Required project-scoped skills:

{project}/
└── .agents/
    └── skills/
        ├── build/SKILL.md         # REQUIRED - image, build command, env vars
        ├── test/SKILL.md          # REQUIRED - test command, coverage flags
        ├── release/SKILL.md       # tag, changelog, gh release create
        ├── deploy/SKILL.md        # project-specific deploy steps
        └── changelog/SKILL.md     # conventional commits -> CHANGELOG.md

If build/SKILL.md or test/SKILL.md are missing, the agent creates them before Phase 3 begins.


Parallel Research Phase

The Research phase spawns multiple specialized agents in parallel. Each writes its own output file; a synthesis step merges findings and updates plan frontmatter.

AgentSkill / ToolOptional
Web researcherweb_search, fetch_pageNo
File tree researcherft, search, grepNo
Email researchergws gmail*Yes
Slack researcherslackcliYes
Linear researcherlinear-cliYes

Each researcher is a gsd -p single-shot call:

PLAN="$(date +%F)-{title}"
RESEARCH_FILE=".agents/plans/${PLAN}-research.md"
 
# Web researcher (full model - needs reasoning over sources)
gsd -p "Research the following topic for an upcoming build task: <goal>.
Use web_search and fetch_page to gather sources.
Write a structured markdown summary with YAML frontmatter (summary, sources, eval_score)
conforming to the #Research-md contract to: ${RESEARCH_FILE}" \
  --model openai/gpt-4.1
 
# File tree researcher (mini model - grep + read, no reasoning needed)
gsd -p "Map the codebase areas relevant to: <goal>.
Use grep, find, and read to identify key files, entry points, and patterns.
Append findings as a '## Codebase' section to: ${RESEARCH_FILE}" \
  --model openai/gpt-4.1-mini

After all researchers complete, a synthesis step merges findings and stamps the plan:

gsd -p "Read ${RESEARCH_FILE}. Synthesize all sections into a one-line summary.
Update the plan file .agents/plans/${PLAN}-plan.md frontmatter:
set research_status: done, research_completed_at: $(date '+%Y-%m-%d %H:%M'),
research_summary: <one-line synthesis>, research_sources: <union of all sources>." \
  --model openai/gpt-4.1-mini

The research file is passed to the build phase to eliminate cold-start. The builder knows the codebase landscape before it writes a single line.


Closing

The harness doesn’t replace the developer - it gives AI agents the same guardrails a senior engineer uses: spec first, test before ship, cap your retry loops, isolate your environments.

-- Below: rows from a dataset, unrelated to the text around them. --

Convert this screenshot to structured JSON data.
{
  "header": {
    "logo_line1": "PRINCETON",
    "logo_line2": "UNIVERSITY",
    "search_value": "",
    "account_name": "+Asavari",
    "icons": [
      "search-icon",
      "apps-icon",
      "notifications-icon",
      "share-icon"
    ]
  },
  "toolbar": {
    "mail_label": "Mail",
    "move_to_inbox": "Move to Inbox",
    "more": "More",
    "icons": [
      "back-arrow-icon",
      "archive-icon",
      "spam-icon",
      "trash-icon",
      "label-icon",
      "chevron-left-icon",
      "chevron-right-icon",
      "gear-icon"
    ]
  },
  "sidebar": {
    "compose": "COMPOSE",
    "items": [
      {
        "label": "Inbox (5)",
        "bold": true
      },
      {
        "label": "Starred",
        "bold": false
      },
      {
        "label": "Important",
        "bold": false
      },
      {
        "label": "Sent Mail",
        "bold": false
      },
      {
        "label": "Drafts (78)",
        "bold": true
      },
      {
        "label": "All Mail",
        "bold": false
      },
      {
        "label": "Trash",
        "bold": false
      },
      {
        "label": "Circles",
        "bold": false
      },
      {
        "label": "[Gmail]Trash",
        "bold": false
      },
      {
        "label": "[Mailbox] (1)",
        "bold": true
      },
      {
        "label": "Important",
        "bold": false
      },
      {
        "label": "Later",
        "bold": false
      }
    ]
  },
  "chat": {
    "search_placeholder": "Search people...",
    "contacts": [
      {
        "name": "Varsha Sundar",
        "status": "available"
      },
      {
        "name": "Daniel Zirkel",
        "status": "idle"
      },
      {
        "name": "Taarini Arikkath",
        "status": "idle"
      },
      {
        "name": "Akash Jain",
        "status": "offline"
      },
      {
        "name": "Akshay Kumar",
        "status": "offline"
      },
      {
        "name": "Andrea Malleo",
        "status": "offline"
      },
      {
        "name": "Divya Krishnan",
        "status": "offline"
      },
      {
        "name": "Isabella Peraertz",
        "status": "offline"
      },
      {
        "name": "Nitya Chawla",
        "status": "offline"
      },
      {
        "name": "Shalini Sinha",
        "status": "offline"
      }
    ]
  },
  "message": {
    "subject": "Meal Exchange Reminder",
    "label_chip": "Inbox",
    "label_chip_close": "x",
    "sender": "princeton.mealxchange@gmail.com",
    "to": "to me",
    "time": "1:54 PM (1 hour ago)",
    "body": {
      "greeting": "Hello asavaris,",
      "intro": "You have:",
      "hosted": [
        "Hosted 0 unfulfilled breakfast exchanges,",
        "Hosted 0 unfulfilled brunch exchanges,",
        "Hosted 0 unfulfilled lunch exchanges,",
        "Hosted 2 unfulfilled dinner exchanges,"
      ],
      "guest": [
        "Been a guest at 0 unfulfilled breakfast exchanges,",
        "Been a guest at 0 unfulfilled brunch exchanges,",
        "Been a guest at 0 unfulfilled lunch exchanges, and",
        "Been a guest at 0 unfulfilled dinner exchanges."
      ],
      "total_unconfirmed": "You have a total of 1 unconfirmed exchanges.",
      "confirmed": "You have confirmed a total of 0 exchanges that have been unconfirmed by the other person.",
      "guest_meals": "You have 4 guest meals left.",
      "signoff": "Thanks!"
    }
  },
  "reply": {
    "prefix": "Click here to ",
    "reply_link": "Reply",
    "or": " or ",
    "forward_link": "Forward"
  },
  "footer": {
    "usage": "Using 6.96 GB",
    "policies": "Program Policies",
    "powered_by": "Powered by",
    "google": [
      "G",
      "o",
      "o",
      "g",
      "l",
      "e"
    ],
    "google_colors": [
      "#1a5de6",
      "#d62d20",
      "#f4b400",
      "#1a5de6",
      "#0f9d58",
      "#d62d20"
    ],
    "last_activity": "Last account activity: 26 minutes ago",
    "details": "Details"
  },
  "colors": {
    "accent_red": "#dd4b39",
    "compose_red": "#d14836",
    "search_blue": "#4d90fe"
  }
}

The result is a pipeline you can hand off without babysitting. The plan file tells you exactly where any run failed and why. The DET steps give you deterministic checkpoints that no hallucination can skip past. The sprites keep concurrent builds from stepping on each other. And the routing table means a failing build becomes an input to the next plan, not a prompt for the agent to make something up.

That’s the harness. Ship it, don’t babysit it.